Market, museum

 

Anna Fobia
HAPPINESS, from the project ULTRAVIOLENCE, 2020

Beer carton, plywood, laser and router carving, UV print, paint
74.5×164×47.5 cm

FAITH, from the project ULTRAVIOLENCE, 2020

Beer carton, plywood, laser and router carving, UV print, paint
72×150×47.5 cm
Courtesy of the artist

Token money translates the measure of the value of things and naturalizes our idea of the state. Anna Fobia deconstructs the design of notes issued by the Bank of Russia and the ideological precepts encoded in them. Her collages composed of graphic elements from post-Soviet banknotes present utopian—or for some people, perhaps, dystopian—landscapes.

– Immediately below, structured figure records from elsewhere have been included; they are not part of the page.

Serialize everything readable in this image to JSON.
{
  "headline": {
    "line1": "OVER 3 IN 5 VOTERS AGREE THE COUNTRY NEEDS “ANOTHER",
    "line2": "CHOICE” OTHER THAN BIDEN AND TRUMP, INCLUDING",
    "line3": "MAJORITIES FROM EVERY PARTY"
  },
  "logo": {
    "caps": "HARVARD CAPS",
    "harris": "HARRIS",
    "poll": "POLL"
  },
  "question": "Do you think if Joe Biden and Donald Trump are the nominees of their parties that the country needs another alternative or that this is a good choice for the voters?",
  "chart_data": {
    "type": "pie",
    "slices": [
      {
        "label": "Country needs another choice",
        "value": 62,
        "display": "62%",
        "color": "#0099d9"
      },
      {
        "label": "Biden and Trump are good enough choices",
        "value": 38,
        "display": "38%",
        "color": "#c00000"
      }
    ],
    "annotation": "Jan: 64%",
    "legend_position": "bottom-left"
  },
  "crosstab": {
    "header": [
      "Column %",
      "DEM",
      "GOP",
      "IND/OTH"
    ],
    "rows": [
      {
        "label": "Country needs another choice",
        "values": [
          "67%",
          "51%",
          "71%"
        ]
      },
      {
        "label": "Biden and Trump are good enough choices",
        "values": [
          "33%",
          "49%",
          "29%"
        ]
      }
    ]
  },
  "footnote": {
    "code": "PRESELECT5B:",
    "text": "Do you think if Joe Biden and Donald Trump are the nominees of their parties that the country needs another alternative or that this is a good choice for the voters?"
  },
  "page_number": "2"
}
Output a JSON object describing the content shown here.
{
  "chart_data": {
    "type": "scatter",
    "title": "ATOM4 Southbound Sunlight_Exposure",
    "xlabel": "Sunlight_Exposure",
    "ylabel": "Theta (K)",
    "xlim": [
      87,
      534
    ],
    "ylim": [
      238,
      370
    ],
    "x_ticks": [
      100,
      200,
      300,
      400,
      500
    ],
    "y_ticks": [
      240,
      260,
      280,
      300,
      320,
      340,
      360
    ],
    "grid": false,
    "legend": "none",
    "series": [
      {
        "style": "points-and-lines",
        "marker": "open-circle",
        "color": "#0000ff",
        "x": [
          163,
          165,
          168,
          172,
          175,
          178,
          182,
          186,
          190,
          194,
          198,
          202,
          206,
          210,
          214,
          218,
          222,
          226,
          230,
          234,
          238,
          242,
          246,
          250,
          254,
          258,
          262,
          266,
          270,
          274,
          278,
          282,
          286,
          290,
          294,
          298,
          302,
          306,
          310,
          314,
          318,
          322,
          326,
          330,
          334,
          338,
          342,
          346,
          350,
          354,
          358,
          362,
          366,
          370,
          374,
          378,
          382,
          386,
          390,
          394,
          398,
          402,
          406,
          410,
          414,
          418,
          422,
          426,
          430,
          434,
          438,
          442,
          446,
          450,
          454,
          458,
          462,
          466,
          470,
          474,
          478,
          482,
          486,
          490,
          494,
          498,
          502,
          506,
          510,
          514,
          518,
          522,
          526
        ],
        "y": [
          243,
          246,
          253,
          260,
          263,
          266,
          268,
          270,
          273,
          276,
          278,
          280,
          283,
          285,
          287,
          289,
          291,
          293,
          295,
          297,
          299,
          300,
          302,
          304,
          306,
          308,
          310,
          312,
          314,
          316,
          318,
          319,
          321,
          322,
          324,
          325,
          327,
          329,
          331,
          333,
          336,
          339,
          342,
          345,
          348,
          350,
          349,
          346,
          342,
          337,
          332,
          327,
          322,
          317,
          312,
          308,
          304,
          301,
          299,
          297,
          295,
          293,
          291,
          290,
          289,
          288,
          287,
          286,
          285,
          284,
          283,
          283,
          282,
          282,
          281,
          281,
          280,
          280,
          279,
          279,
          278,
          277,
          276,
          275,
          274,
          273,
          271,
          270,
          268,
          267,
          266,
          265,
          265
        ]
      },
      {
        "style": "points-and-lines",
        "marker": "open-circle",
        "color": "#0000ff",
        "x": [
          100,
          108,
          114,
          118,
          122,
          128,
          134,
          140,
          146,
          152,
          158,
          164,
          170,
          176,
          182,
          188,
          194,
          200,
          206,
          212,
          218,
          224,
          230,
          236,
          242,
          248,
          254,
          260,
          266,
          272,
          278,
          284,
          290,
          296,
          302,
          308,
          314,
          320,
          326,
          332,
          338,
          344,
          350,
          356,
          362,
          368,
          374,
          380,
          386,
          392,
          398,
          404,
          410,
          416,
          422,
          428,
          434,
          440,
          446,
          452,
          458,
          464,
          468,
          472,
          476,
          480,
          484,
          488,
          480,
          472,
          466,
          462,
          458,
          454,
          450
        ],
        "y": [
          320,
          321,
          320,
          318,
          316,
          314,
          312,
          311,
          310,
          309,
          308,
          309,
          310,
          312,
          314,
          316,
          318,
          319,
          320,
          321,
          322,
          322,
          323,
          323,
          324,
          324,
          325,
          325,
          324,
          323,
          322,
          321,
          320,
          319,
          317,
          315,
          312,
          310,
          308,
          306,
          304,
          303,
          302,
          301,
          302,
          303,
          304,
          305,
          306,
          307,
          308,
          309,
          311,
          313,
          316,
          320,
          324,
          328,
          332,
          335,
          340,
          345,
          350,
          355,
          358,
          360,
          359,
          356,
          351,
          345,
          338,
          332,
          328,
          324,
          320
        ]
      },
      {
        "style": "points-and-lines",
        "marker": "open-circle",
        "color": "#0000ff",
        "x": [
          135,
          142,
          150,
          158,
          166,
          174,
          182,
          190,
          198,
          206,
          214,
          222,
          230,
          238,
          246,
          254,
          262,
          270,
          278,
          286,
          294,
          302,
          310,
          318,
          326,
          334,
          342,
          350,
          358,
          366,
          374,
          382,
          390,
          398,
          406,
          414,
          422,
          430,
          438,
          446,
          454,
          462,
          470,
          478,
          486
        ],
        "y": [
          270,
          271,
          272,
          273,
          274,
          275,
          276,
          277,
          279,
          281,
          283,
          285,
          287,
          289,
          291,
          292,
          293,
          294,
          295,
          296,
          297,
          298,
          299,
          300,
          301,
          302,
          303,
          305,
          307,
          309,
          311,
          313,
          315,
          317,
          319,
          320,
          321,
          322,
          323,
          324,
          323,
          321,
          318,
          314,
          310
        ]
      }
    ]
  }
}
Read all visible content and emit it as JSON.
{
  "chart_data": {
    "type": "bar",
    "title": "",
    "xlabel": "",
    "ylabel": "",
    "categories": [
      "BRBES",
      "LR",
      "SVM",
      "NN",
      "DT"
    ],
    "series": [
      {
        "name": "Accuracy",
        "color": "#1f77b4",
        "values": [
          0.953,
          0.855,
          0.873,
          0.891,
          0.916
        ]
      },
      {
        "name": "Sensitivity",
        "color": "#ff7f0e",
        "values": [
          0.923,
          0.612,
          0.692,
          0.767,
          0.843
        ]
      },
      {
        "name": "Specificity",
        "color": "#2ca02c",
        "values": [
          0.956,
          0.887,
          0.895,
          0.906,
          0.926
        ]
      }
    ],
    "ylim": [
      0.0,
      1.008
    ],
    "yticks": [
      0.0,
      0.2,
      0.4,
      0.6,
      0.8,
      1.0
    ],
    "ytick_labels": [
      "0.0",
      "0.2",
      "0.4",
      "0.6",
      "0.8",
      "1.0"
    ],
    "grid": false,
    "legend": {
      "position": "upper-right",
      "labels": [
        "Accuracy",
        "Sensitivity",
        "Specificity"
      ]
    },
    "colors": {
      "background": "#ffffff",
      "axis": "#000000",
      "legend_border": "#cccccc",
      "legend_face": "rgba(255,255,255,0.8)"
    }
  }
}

FAITH features a phallocentric skyline, a cityscape that symbolically represents the unshakeable power- and authority-oriented hierarchies of Russian society. The urban panorama is composed of powerful verticals rising into the sky: a launch vehicle, storm waves, fortress towers, and the belfries and cupolas of Orthodox churches.

In HAPPINESS, the artist envisages banknotes as pages from a botanical atlas and brings together images of nature from the European and Asian parts of Russia. In his novel Oblivion, Sergei Lebedev, an important contemporary Russian prose writer whose work explores memory, history, and state crimes of the past, describes the Eurasian border as follows: “[...] on the European slope, only the polar birch grows, low and twisted by the winds, while on the Asian side there are cedars, tall, powerful, their roots breaking stone.” It is a place where “Europe’s life force weakens, where it is only enough for reindeer moss and lichen while the thick Asian forest and grass threaten to overflow the crest.” Anna Fobia’s landscape is impossible (it has, among other things, natural competitors such as the birch and the fir peacefully growing side by side) and hints at the illusory character and inadequacy of Eurasianism and its contemporary incarnations, the main visual expression of which in contemporary Russia is the far-right propagandistic décor of the artist Alexey Belyaev-Gintovt.